Se podrían hacer consideraciones relativas al principio de economía con arreglo al cual funcionan los sistemas, o a los factores subjetivos o mentales que intervienen en los procesos lingüísticos (Saussure afirmaba en su Curso de lingüística general que esta ciencia formaba parte de la psicología social y más recientemente Chomsky ha insistido en que el estudio del lenguaje se inscribe en el vasto programa de investigación de la mente humana). Pero basta con constatar la existencia de esas dinámicas microsemánticas producidas en determinadas regiones del léxico, y conjeturar que sobre ellas actúan fuerzas de orden sociocultural —ya contingentes, ya de relativa duración y profundidad— manifiestas en actitudes valorativas asumidas por los hablantes de forma más o menos inconsciente.
En alguna que otra ocasión el propósito estimativo resulta patente, aunque la causa de que el juicio se produzca, cualquiera que sea su valor, exija una atenta búsqueda en el contexto sociocultural. Tal es el caso de la palabra «verdugo» en el habla popular actual del venezolano. Incorporó en años recientes el significado de persona poseedora en máximo grado de una habilidad, conocimiento o competencia específica. Cualquiera que estuviera adornado de un atributo gracias al cual sobresaliera en su medio (clase, grupo, categoría…) se convertía en un «verdugo» y se granjeaba por lo tanto general admiración. Tan «verdugo» es el arpista llanero sin rival entre sus pares, como el tenorio que aventaja a sus colegas en éxitos galantes; el delantero que más goles anota, como el arquero que no deja entrar ningún balón; el estudiante cum laude y el comerciante próspero cuando la crisis económica causa la quiebra de sus competidores; y así sucesivamente.
Claro que en los diferentes registros del sistema (informal, culto, vulgar, técnico…) hay términos que denotan habilidad suprema, calidad excepcional, virtuosismo. Se agrupan, como otras unidades integrantes del vocabulario, en conjuntos o campos léxicos que se renuevan de continuo, incorporando términos y condenando a otros a una segundona marginalidad o a la extinción por desuso. No es por consiguiente el hecho mismo de su aparición lo que confiere interés al nuevo significado de «verdugo», sino la positiva valoración social que lo sustenta. Ha tenido lugar un verdadero cambio meliorativo, gracias al cual la acepción común con su lúgubre connotación —Verdugo: «Encargado de ejecutar una pena de muerte o los castigos corporales dictados por la justicia», define el diccionario académico— convive, al menos en el discurso coloquial del español de Venezuela, con la que sirve para atribuir excelencia suma.
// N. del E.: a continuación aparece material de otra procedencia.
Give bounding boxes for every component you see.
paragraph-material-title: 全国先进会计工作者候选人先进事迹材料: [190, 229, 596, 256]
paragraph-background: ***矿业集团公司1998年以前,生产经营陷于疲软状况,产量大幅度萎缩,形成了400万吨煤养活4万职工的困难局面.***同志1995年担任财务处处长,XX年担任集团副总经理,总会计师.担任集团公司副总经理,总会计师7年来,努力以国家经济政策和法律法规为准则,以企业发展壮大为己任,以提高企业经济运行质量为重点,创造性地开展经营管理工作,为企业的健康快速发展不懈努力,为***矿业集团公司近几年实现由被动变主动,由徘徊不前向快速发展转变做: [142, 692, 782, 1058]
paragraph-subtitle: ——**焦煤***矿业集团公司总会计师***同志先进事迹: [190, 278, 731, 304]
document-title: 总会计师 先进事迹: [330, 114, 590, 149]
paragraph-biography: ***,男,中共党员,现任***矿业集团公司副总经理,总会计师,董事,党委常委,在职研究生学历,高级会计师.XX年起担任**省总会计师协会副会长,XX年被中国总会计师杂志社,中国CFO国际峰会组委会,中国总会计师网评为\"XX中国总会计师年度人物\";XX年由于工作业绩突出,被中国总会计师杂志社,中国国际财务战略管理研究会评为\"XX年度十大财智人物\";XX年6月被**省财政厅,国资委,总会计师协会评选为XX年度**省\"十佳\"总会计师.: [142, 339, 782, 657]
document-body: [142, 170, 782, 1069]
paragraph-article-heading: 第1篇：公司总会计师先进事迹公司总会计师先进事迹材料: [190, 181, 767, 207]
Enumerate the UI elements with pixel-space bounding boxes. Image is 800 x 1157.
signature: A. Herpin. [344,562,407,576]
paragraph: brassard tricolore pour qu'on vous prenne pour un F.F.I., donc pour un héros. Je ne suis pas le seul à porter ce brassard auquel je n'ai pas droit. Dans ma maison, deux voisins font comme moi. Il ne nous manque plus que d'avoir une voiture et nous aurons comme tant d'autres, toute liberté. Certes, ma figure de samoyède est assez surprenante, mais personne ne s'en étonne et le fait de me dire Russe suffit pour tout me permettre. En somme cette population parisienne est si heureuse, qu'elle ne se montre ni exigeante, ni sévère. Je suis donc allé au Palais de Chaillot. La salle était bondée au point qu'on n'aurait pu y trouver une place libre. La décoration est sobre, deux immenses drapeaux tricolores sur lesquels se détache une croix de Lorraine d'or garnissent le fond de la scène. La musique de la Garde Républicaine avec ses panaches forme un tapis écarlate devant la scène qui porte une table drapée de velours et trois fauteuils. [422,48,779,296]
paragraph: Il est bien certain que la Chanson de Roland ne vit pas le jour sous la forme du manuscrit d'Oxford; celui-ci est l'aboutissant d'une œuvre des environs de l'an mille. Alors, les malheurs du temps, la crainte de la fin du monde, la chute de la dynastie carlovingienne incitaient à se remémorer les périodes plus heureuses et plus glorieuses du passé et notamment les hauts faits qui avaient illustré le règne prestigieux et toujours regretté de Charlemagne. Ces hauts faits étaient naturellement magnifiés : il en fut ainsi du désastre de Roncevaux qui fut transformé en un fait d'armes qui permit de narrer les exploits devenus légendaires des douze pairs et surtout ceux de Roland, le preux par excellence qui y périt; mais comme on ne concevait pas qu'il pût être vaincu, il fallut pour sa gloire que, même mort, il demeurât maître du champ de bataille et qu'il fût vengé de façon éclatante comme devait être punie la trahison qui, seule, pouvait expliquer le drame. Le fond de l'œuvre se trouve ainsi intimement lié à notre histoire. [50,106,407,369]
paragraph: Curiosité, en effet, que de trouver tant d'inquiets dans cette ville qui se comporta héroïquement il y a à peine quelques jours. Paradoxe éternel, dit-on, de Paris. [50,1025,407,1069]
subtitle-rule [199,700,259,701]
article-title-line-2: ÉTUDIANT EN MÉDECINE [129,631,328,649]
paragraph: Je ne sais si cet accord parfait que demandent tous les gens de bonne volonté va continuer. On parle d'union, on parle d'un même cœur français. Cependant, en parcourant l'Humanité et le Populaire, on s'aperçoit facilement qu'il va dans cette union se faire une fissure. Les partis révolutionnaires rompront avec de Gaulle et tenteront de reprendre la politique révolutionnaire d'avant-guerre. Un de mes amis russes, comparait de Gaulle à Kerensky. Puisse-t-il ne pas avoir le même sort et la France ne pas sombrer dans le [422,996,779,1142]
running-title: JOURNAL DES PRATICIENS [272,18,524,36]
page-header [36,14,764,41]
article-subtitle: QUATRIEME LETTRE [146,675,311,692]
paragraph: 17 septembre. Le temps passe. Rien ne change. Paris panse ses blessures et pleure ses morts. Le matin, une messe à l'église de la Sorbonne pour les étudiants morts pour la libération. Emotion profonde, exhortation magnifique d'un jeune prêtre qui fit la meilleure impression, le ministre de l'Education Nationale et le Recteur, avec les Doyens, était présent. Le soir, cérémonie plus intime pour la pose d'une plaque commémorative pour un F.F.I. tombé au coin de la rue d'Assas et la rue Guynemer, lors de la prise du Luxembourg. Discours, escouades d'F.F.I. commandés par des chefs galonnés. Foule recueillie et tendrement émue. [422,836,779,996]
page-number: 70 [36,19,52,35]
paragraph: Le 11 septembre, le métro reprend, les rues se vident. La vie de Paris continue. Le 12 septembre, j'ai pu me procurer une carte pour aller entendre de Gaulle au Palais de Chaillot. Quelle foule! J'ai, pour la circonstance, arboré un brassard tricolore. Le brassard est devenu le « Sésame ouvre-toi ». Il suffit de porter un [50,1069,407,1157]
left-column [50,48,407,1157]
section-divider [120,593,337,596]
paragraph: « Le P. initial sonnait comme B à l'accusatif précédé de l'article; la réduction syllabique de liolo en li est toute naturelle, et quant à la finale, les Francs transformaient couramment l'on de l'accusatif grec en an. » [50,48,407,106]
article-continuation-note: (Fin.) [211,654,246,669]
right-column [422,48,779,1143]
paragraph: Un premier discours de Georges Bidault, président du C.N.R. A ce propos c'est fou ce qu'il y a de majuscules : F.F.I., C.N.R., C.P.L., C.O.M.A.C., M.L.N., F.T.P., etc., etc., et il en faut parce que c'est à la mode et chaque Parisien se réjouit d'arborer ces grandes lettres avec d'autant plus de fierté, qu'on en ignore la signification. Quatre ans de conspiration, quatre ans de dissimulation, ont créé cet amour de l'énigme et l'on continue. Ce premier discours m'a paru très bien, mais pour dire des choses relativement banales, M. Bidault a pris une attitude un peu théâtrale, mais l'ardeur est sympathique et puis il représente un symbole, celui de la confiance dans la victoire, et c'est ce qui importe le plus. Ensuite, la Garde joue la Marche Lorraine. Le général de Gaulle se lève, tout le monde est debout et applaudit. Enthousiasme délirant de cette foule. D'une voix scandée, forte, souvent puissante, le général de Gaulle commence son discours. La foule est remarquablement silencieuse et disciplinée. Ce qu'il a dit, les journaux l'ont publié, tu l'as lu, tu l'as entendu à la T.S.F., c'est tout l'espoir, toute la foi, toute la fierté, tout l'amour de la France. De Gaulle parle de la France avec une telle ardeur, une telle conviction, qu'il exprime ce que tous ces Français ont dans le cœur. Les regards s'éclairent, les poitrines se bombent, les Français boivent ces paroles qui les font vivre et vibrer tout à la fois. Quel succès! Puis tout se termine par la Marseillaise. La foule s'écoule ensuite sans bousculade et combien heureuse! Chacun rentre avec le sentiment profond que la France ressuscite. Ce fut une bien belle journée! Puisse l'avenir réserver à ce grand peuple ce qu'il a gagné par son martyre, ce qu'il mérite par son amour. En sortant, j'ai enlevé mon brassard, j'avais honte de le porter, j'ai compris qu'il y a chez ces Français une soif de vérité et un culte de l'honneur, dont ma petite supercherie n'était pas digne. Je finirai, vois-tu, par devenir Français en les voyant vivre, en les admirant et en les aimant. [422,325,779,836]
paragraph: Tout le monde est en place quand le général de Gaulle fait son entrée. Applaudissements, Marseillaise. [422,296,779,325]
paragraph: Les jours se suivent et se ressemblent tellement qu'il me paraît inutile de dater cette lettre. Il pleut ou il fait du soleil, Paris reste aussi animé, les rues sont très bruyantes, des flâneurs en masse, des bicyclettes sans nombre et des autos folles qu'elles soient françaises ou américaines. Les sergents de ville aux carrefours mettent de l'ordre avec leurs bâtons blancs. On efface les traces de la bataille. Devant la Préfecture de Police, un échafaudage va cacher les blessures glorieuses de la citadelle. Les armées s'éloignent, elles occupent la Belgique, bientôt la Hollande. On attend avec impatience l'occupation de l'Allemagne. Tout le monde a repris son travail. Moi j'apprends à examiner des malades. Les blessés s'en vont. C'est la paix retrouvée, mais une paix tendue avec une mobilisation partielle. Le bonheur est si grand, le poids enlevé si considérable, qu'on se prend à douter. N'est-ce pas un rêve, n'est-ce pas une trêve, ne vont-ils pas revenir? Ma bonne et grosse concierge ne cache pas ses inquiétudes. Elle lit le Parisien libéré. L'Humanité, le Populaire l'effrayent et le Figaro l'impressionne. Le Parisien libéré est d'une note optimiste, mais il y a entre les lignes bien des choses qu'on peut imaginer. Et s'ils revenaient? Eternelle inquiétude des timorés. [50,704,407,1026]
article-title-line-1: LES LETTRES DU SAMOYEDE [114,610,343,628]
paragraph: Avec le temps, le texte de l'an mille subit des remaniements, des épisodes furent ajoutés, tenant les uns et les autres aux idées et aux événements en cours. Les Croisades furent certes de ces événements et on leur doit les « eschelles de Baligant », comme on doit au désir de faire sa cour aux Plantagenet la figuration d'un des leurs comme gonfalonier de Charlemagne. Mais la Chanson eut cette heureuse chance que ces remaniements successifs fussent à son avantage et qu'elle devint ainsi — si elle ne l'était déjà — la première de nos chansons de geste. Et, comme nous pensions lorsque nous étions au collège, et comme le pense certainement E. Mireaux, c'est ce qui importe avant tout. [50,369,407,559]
Este clemente «verdugo» no ajusticia materialmente a sus víctimas, sino que las condena a una inferioridad relativa al elevar a determinado individuo hasta la cumbre de la pericia máxima. Lo cual por implicación equivale a una muerte figurada, como cuando se dice —metáfora mediante más complementos hiperbólico y eufemístico— que en tal o cual desempeño no hay contrincantes para Fulano: no se le salva nadie, no tienen vida, los raspa, se los come, los deja fríos, no le ven luz, etc.
Medios finitos y significación inconmensurable. Así está hecho el expansivo universo semántico del homo loquens.
Víctor Rago A., antropólogo y profesor de la Universidad Central de Venezuela.